Pollatscheks Kanon "Tristram Shandy"

Stellen Sie sich vor, Sie hätten den Schlüssel zu einem Raum, der um 1760 eingerichtet wurde und dann für die nächsten 260 Jahre fest verschlossen war. Auch wenn Sie sich mit der Inneneinrichtung des ausgehenden 18. Jahrhunderts nicht auskennen, wissen Sie ungefähr, was Sie erwartet: feinziselierte Holzmöbel mit geschwungenen Beinen und Chintz-Bezügen, Stuck, Gold und jede Menge Staub.

Sie stecken den Schlüssel ins Schloss, und noch bevor die Tür ganz offen ist, hören Sie das nervige Klingen eines Flipperautomaten. Das sanfte Stöhnen eines Pornos. Sie sehen eine grelle Lichtshow. Ein an ADHS leidender mechanischer Affe rennt hektisch durch die Gegend. Und nirgendwo liegt auch nur ein einziges Staubkorn.

Postmodernes 18. Jahrhundert

Klingt unwahrscheinlich, ist aber ziemlich genau wie ich mich fühle, wenn ich Laurence Sternes "Leben und Ansichten von Tristram Shandy, Gentleman" lese. Das Buch erschien zwischen 1759 und 1767. Und egal wie oft ich das überprüfe – und ich habe das wirklich oft überprüft – ganz glauben kann ich es nicht. Denn nichts an diesem Buch passt zu meiner Vorstellung des 18. Jahrhunderts. Und wirklich Vieles passt in diese vulgäre, nicht-lineare, überreflektierte und alberne Zeit, die wir verlegen die "Postmoderne" nennen.

Es geht in "Tristram Shandy", aber schon hier muss man sich unterbrechen, denn es geht definitiv nicht um das, um das es vorgibt zu gehen. Es geht sehr viel um, na ja, um Unterbrechungen, um die Schwierigkeit, eine Geschichte zu erzählen, um Umwege, Zufälle, Konjunktionen, Satzzeichen, militärische Belagerungstaktik und Sexualpraktiken.

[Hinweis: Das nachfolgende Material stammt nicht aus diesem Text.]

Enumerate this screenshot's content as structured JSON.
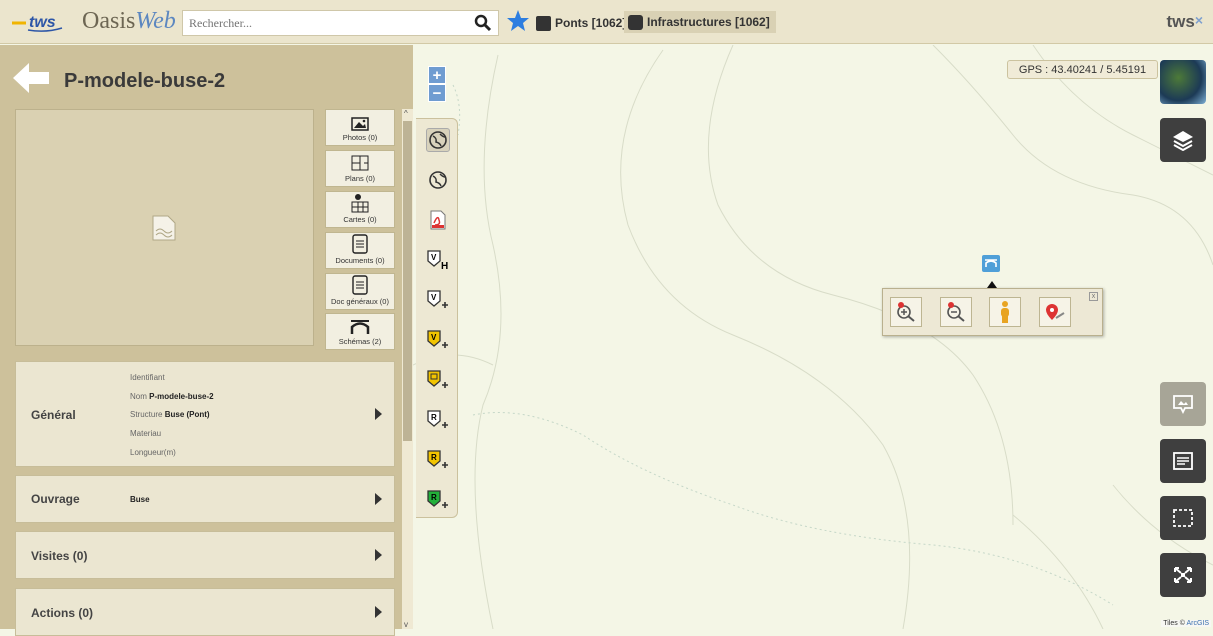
{
  "header": {
    "logo_text": "tws",
    "app_name_main": "Oasis",
    "app_name_accent": "Web",
    "search_placeholder": "Rechercher...",
    "tab_ponts": "Ponts [1062]",
    "tab_infrastructures": "Infrastructures [1062]",
    "brand": "tws",
    "brand_close": "×"
  },
  "sidebar": {
    "title": "P-modele-buse-2",
    "media_buttons": [
      {
        "label": "Photos (0)",
        "icon": "photo-icon"
      },
      {
        "label": "Plans (0)",
        "icon": "plan-icon"
      },
      {
        "label": "Cartes (0)",
        "icon": "map-icon"
      },
      {
        "label": "Documents (0)",
        "icon": "document-icon"
      },
      {
        "label": "Doc généraux (0)",
        "icon": "document-icon"
      },
      {
        "label": "Schémas (2)",
        "icon": "bridge-schema-icon"
      }
    ],
    "general": {
      "title": "Général",
      "fields": [
        {
          "label": "Identifiant",
          "value": ""
        },
        {
          "label": "Nom",
          "value": "P-modele-buse-2"
        },
        {
          "label": "Structure",
          "value": "Buse (Pont)"
        },
        {
          "label": "Materiau",
          "value": ""
        },
        {
          "label": "Longueur(m)",
          "value": ""
        }
      ]
    },
    "ouvrage": {
      "title": "Ouvrage",
      "value": "Buse"
    },
    "visites": {
      "title": "Visites (0)"
    },
    "actions": {
      "title": "Actions (0)"
    }
  },
  "map": {
    "zoom_in": "+",
    "zoom_out": "−",
    "gps": "GPS : 43.40241 / 5.45191",
    "attribution_prefix": "Tiles © ",
    "attribution_link": "ArcGIS",
    "toolbar_icons": [
      "globe-active-icon",
      "globe-icon",
      "pdf-icon",
      "visit-h-icon",
      "visit-add-icon",
      "visit-add-yellow-icon",
      "doc-add-yellow-icon",
      "report-add-icon",
      "report-add-yellow-icon",
      "report-add-green-icon"
    ],
    "popup_icons": [
      "zoom-in-marker-icon",
      "zoom-out-marker-icon",
      "streetview-icon",
      "map-pin-icon"
    ],
    "right_buttons": [
      "satellite-thumbnail",
      "layers-icon",
      "image-comment-icon",
      "list-icon",
      "selection-icon",
      "fullscreen-icon"
    ]
  }
}
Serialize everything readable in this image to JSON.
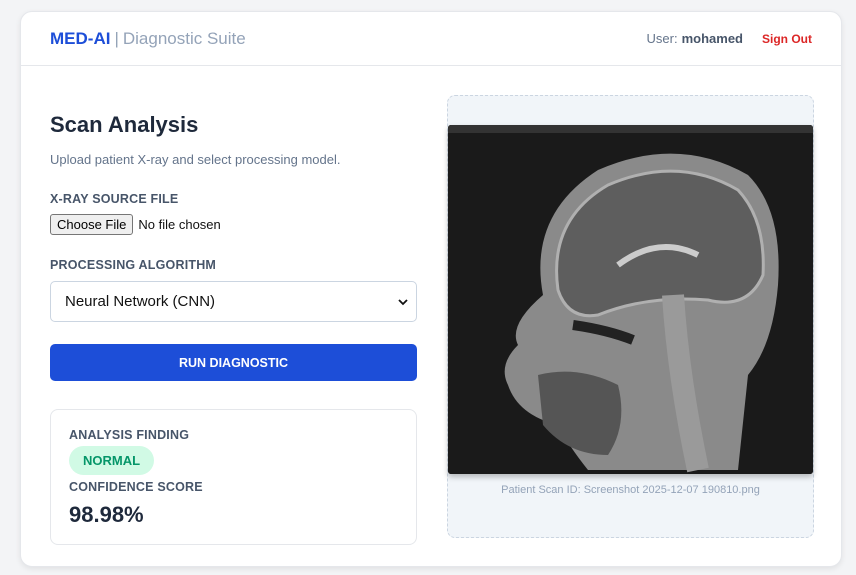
{
  "header": {
    "brand": "MED-AI",
    "separator": "|",
    "suite": "Diagnostic Suite",
    "user_label": "User:",
    "username": "mohamed",
    "sign_out": "Sign Out"
  },
  "main": {
    "title": "Scan Analysis",
    "subtitle": "Upload patient X-ray and select processing model.",
    "file_label": "X-RAY SOURCE FILE",
    "choose_file": "Choose File",
    "no_file": "No file chosen",
    "algorithm_label": "PROCESSING ALGORITHM",
    "algorithm_value": "Neural Network (CNN)",
    "run_button": "RUN DIAGNOSTIC"
  },
  "result": {
    "finding_label": "ANALYSIS FINDING",
    "finding": "NORMAL",
    "confidence_label": "CONFIDENCE SCORE",
    "confidence": "98.98%"
  },
  "preview": {
    "scan_id": "Patient Scan ID: Screenshot 2025-12-07 190810.png"
  },
  "colors": {
    "accent": "#1d4ed8",
    "danger": "#dc2626",
    "success": "#059669"
  }
}
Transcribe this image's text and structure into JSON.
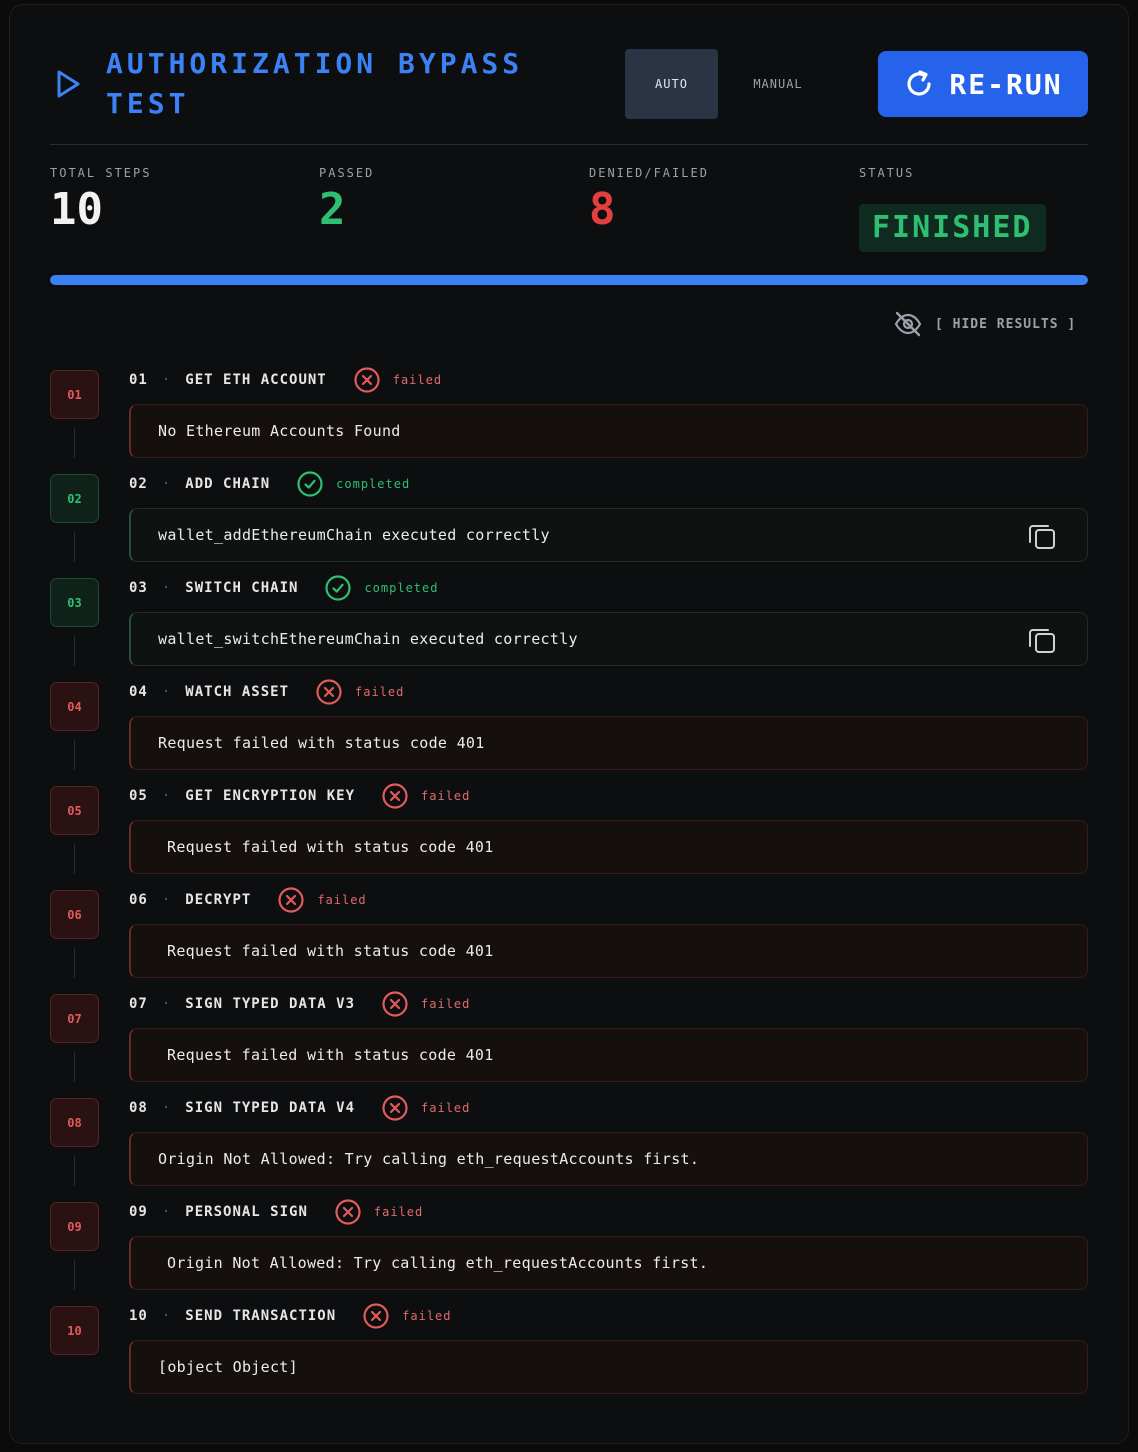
{
  "header": {
    "title": "AUTHORIZATION BYPASS TEST",
    "modes": {
      "auto": "AUTO",
      "manual": "MANUAL",
      "selected": "AUTO"
    },
    "rerun_label": "RE-RUN"
  },
  "stats": {
    "total_steps_label": "TOTAL STEPS",
    "total_steps": "10",
    "passed_label": "PASSED",
    "passed": "2",
    "failed_label": "DENIED/FAILED",
    "failed": "8",
    "status_label": "STATUS",
    "status": "FINISHED"
  },
  "progress": {
    "fraction": 1.0
  },
  "hide_results_label": "[ HIDE RESULTS ]",
  "colors": {
    "accent": "#3b82f6",
    "success": "#2fbf73",
    "error": "#e25b5b"
  },
  "steps": [
    {
      "badge": "01",
      "number": "01",
      "name": "GET ETH ACCOUNT",
      "status": "failed",
      "message": "No Ethereum Accounts Found"
    },
    {
      "badge": "02",
      "number": "02",
      "name": "ADD CHAIN",
      "status": "completed",
      "message": "wallet_addEthereumChain executed correctly"
    },
    {
      "badge": "03",
      "number": "03",
      "name": "SWITCH CHAIN",
      "status": "completed",
      "message": "wallet_switchEthereumChain executed correctly"
    },
    {
      "badge": "04",
      "number": "04",
      "name": "WATCH ASSET",
      "status": "failed",
      "message": "Request failed with status code 401"
    },
    {
      "badge": "05",
      "number": "05",
      "name": "GET ENCRYPTION KEY",
      "status": "failed",
      "message": "Request failed with status code 401"
    },
    {
      "badge": "06",
      "number": "06",
      "name": "DECRYPT",
      "status": "failed",
      "message": "Request failed with status code 401"
    },
    {
      "badge": "07",
      "number": "07",
      "name": "SIGN TYPED DATA V3",
      "status": "failed",
      "message": "Request failed with status code 401"
    },
    {
      "badge": "08",
      "number": "08",
      "name": "SIGN TYPED DATA V4",
      "status": "failed",
      "message": "Origin Not Allowed: Try calling eth_requestAccounts first."
    },
    {
      "badge": "09",
      "number": "09",
      "name": "PERSONAL SIGN",
      "status": "failed",
      "message": "Origin Not Allowed: Try calling eth_requestAccounts first."
    },
    {
      "badge": "10",
      "number": "10",
      "name": "SEND TRANSACTION",
      "status": "failed",
      "message": "[object Object]"
    }
  ]
}
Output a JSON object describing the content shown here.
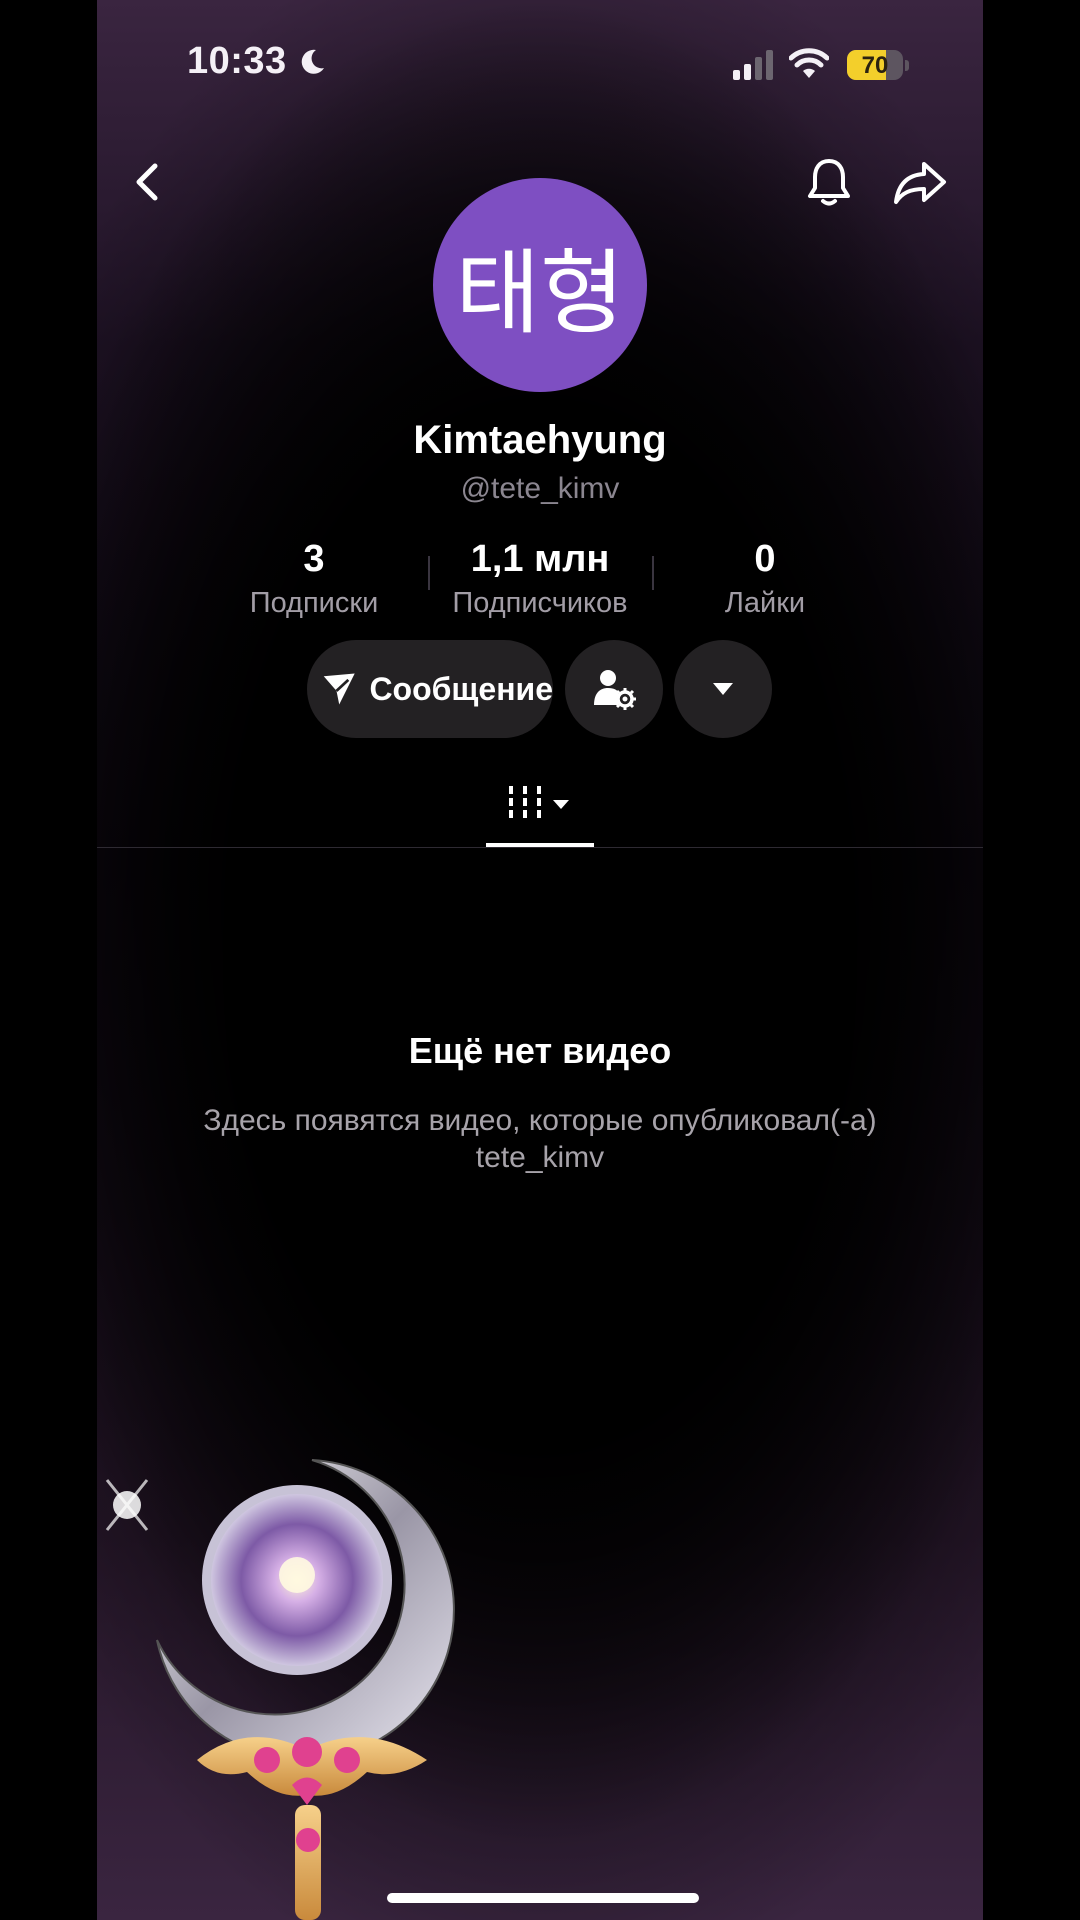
{
  "status_bar": {
    "time": "10:33",
    "battery_level": "70",
    "battery_fraction": 0.7
  },
  "header": {
    "back_icon": "chevron-left-icon",
    "bell_icon": "bell-icon",
    "share_icon": "share-arrow-icon"
  },
  "profile": {
    "avatar_text": "태형",
    "avatar_color": "#7e4fc2",
    "username": "Kimtaehyung",
    "handle": "@tete_kimv"
  },
  "stats": [
    {
      "value": "3",
      "label": "Подписки"
    },
    {
      "value": "1,1 млн",
      "label": "Подписчиков"
    },
    {
      "value": "0",
      "label": "Лайки"
    }
  ],
  "actions": {
    "message_label": "Сообщение",
    "message_icon": "send-icon",
    "follow_settings_icon": "user-gear-icon",
    "more_icon": "caret-down-icon"
  },
  "tabs": {
    "videos_icon": "grid-columns-icon"
  },
  "empty_state": {
    "title": "Ещё нет видео",
    "description": "Здесь появятся видео, которые опубликовал(-а) tete_kimv"
  }
}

Die Bedingungen der Möglichkeit der eigenen Zeugung

Worum das Buch vorgibt zu gehen ist das Leben und die Ansichten jenes Tristram Shandy. Eine Autobiografie soll es sein und zwar eine gründliche. So gründlich, dass der Held erst im vierten Buch geboren wird, zuvor müssen erst mal die sexuellen Vorlieben seiner Eltern erläutert werden und wie eine nicht aufgezogene Uhr beinahe seine Empfängnis verhindert hätte.

Mit verschwenderischem Detailreichtum geht es – immer noch vor Shandys Geburt – um Onkel Toby, ein Veteran des Krieges gegen Ludwig XIV. und seine ausladenden Burginstallationen und Militärsimulationen. Dazwischen finden wir alle Tricks und Kniffe der postmodernen Literatur: Meta-Ebenen, Zitate von Zitaten, schmutzige Witze, graphische Elemente, Linien kringeln sich übers Papier, um den Fortschritt und Stillstand der Erzählung darzustellen. Als eine Figur stirbt, ist eine ganze Seite schwarz wie der Tod.

Fehlt nur noch eine Biografie von Tristram Shandy

Wie Tristram Shandy lebte und was seine Ansichten waren, weiß man nach den über 700 Seiten immer noch nicht. Aber wenn man es tatsächlich durch Shandys Umwege, Ausflüchte und Ablenkungen geschafft hat, ist das ehrlich gesagt das geringste Problem. Denn dann fragt man sich, wie es eigentlich jemals irgendjemand geschafft hat, eine Geschichte zu erzählen, oder ein Kind zu zeugen, oder warum der mechanische Affe aufs Louis-quatorze-Sofa pinkelt.